EFFECT OF THE INVENTION The wound dressing of the present invention has an upper critical solution temperature in water in the range of 40 to 50 ° C. or a lower critical solution temperature in the range of 0 to 35 ° C. on the surface in contact with the wound. Since a certain temperature-sensitive polymer is coated, when the coating material is applied to the wound surface, the polymer is held in a solid state and protects the wound surface, while the coating material is kept in the above range when peeling. By heating or cooling to the above temperature, the above polymer dissolves in water and the coating material can be easily removed.

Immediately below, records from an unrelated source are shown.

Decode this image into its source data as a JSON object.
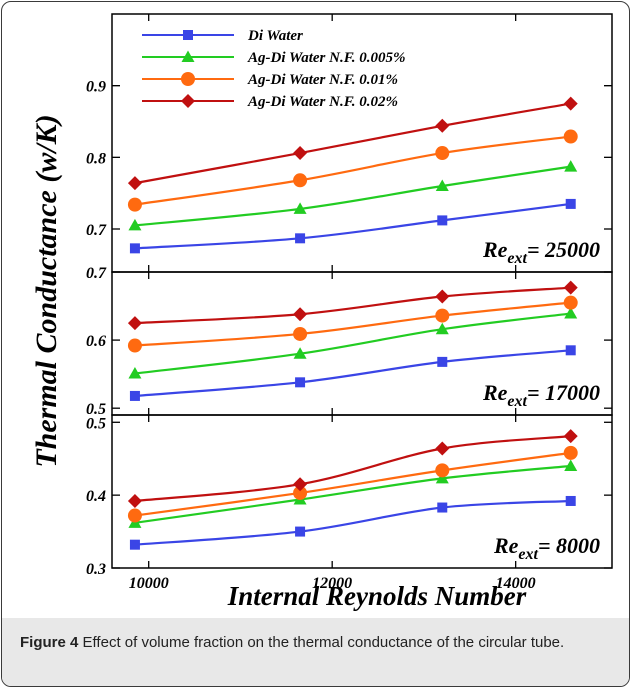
{
  "figure": {
    "caption_label": "Figure 4",
    "caption_text": "Effect of volume fraction on the thermal conductance of the circular tube."
  },
  "chart_data": {
    "type": "line",
    "xlabel": "Internal Reynolds Number",
    "ylabel": "Thermal Conductance (w/K)",
    "xlim": [
      9600,
      15050
    ],
    "xticks": [
      10000,
      12000,
      14000
    ],
    "x": [
      9850,
      11650,
      13200,
      14600
    ],
    "series_styles": [
      {
        "name": "Di Water",
        "color": "#3a45e6",
        "marker": "square"
      },
      {
        "name": "Ag-Di Water N.F. 0.005%",
        "color": "#22cc22",
        "marker": "triangle"
      },
      {
        "name": "Ag-Di Water N.F. 0.01%",
        "color": "#ff6a10",
        "marker": "circle"
      },
      {
        "name": "Ag-Di Water N.F. 0.02%",
        "color": "#c01010",
        "marker": "diamond"
      }
    ],
    "panels": [
      {
        "re_label": "25000",
        "ylim": [
          0.64,
          1.0
        ],
        "yticks": [
          "0.7",
          "0.8",
          "0.9"
        ],
        "series": [
          {
            "name": "Di Water",
            "values": [
              0.673,
              0.687,
              0.712,
              0.735
            ]
          },
          {
            "name": "Ag-Di Water N.F. 0.005%",
            "values": [
              0.705,
              0.728,
              0.76,
              0.787
            ]
          },
          {
            "name": "Ag-Di Water N.F. 0.01%",
            "values": [
              0.734,
              0.768,
              0.806,
              0.829
            ]
          },
          {
            "name": "Ag-Di Water N.F. 0.02%",
            "values": [
              0.764,
              0.806,
              0.844,
              0.875
            ]
          }
        ]
      },
      {
        "re_label": "17000",
        "ylim": [
          0.49,
          0.7
        ],
        "yticks": [
          "0.5",
          "0.6",
          "0.7"
        ],
        "series": [
          {
            "name": "Di Water",
            "values": [
              0.518,
              0.538,
              0.568,
              0.585
            ]
          },
          {
            "name": "Ag-Di Water N.F. 0.005%",
            "values": [
              0.551,
              0.58,
              0.616,
              0.639
            ]
          },
          {
            "name": "Ag-Di Water N.F. 0.01%",
            "values": [
              0.592,
              0.609,
              0.636,
              0.655
            ]
          },
          {
            "name": "Ag-Di Water N.F. 0.02%",
            "values": [
              0.625,
              0.638,
              0.664,
              0.677
            ]
          }
        ]
      },
      {
        "re_label": "8000",
        "ylim": [
          0.3,
          0.51
        ],
        "yticks": [
          "0.3",
          "0.4",
          "0.5"
        ],
        "series": [
          {
            "name": "Di Water",
            "values": [
              0.332,
              0.35,
              0.383,
              0.392
            ]
          },
          {
            "name": "Ag-Di Water N.F. 0.005%",
            "values": [
              0.362,
              0.394,
              0.423,
              0.44
            ]
          },
          {
            "name": "Ag-Di Water N.F. 0.01%",
            "values": [
              0.372,
              0.403,
              0.434,
              0.458
            ]
          },
          {
            "name": "Ag-Di Water N.F. 0.02%",
            "values": [
              0.392,
              0.415,
              0.464,
              0.481
            ]
          }
        ]
      }
    ],
    "re_prefix": "Re",
    "re_subscript": "ext",
    "legend_position": "top"
  }
}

Front page continued (72) Inventor Makoto Onishi, 1500 Inoguchi, Nakai-cho, Ashigagami-gun, Kanagawa Terumo Corporation (72) Inventor Kenichi Shimura 1500, Inoguchi, Nakai-cho, Ashigagami-gun, Kanagawa Terumo Corporation

Claims (3)

[Claims] 1. A wound dressing material comprising one surface of a porous polyolefin membrane or a porous halogenated polyolefin membrane coated with a temperature-sensitive polymer having a lower critical solution temperature in the range of 0 to 35 ° C. in water. .. 2. A porosity of 50% or less and an average pore diameter of 0.01 to.
It is composed of a porous polyolefin membrane or a porous halogenated polyolefin membrane having a thickness of 1.0 μm, and has a lower critical dissolution temperature in water of 0 to 35 ° C. on its surface and pore inner surface.
A wound dressing material coated with a temperature-sensitive polymer in the range of. 3. A wound dressing containing the wound dressing of claim 1 containing a physiologically active substance.